In Search of the Normal, 1600-1800
Developments in the Histories of Sexualities: In Search of the Normal,1600-1800 explores the oppositions created by the official exclusion of banned sexual practices and the resistance to that exclusion through widespread acceptance of those outlawed practices at an interpersonal level. At different times and in different places, state legislation sets up - or tries to set up - a "normal" by rejecting a particular practice or group of practices. Yet this "normal" is derogated by popular practice, since the banned acts themselves are thought at the grassroots level to be "normal." Among the events discussed in these essays are the Woods-Pirie trial, the "Ladies of Llangollen," the popular acceptance of fops and mollies, and the press reaction to the discovery that James Allen was a woman who had lived successfully as a man and Lavinia Edwards was a man who had made her living as a female prostitute. Developments in the History of Sexualities analyzes both the state language of bans and fiats about sexuality, and the grassroots language which marks the acceptance of multiplicity in sexual practice.

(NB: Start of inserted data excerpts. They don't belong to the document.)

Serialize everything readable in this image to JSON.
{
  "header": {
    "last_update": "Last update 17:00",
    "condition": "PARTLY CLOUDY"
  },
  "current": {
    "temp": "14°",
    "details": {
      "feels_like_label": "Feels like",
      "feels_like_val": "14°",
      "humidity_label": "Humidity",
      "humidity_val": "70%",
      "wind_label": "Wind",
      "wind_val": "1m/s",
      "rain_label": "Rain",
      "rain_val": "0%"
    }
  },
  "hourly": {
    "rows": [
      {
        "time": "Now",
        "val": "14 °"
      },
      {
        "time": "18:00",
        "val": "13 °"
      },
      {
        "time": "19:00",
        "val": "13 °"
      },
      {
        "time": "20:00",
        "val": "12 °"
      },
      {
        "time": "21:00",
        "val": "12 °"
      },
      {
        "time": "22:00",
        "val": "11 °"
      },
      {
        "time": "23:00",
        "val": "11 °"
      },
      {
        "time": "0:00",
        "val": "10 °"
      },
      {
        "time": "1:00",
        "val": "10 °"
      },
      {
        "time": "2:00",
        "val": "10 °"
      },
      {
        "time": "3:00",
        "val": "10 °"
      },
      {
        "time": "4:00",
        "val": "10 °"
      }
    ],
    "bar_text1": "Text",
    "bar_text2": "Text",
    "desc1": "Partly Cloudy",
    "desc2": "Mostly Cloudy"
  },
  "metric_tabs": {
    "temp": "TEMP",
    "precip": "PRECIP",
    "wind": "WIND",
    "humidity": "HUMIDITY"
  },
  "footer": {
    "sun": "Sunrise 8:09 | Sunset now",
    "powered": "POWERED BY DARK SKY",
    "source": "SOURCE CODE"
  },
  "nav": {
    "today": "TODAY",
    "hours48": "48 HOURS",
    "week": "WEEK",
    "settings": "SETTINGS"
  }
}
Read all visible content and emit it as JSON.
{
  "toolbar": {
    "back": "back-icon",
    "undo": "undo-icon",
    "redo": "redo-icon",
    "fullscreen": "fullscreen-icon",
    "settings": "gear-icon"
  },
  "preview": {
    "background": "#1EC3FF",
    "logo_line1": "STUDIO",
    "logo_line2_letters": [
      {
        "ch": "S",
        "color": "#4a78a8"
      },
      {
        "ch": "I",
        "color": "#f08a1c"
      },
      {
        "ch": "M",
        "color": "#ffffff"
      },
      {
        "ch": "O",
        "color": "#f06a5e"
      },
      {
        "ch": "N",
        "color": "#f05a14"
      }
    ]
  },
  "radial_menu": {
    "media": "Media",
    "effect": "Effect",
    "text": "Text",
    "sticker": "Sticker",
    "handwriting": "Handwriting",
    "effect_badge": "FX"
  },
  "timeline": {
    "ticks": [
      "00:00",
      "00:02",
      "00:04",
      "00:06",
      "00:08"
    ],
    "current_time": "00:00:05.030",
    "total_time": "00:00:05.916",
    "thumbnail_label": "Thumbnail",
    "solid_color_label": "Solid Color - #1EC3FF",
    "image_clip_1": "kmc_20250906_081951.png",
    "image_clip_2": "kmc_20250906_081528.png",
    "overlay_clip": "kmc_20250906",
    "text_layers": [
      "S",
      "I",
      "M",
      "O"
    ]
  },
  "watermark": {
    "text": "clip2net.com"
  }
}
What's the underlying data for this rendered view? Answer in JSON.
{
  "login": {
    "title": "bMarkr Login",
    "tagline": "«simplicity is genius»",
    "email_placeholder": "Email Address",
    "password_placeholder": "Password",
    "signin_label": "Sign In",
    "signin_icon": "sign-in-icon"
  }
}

Contributors benefit from the accumulation of new evidence of attitudes towards sexual practice, and they engage with a wide range of texts, including Ned Ward's History of the Clubs, Tobias Smollett's Roderick Random, Shakespeare's Taming of the Shrew and The Tempest, Dryden's All for Love, Anne Batten Cristall's Poetical Sketches, Isaac de Benserade's Iphis et Iante, and Alessandro Verri's Le Avventure di Saffo.
About the editor:
Chris Mounsey is professor of English at the University of Winchester.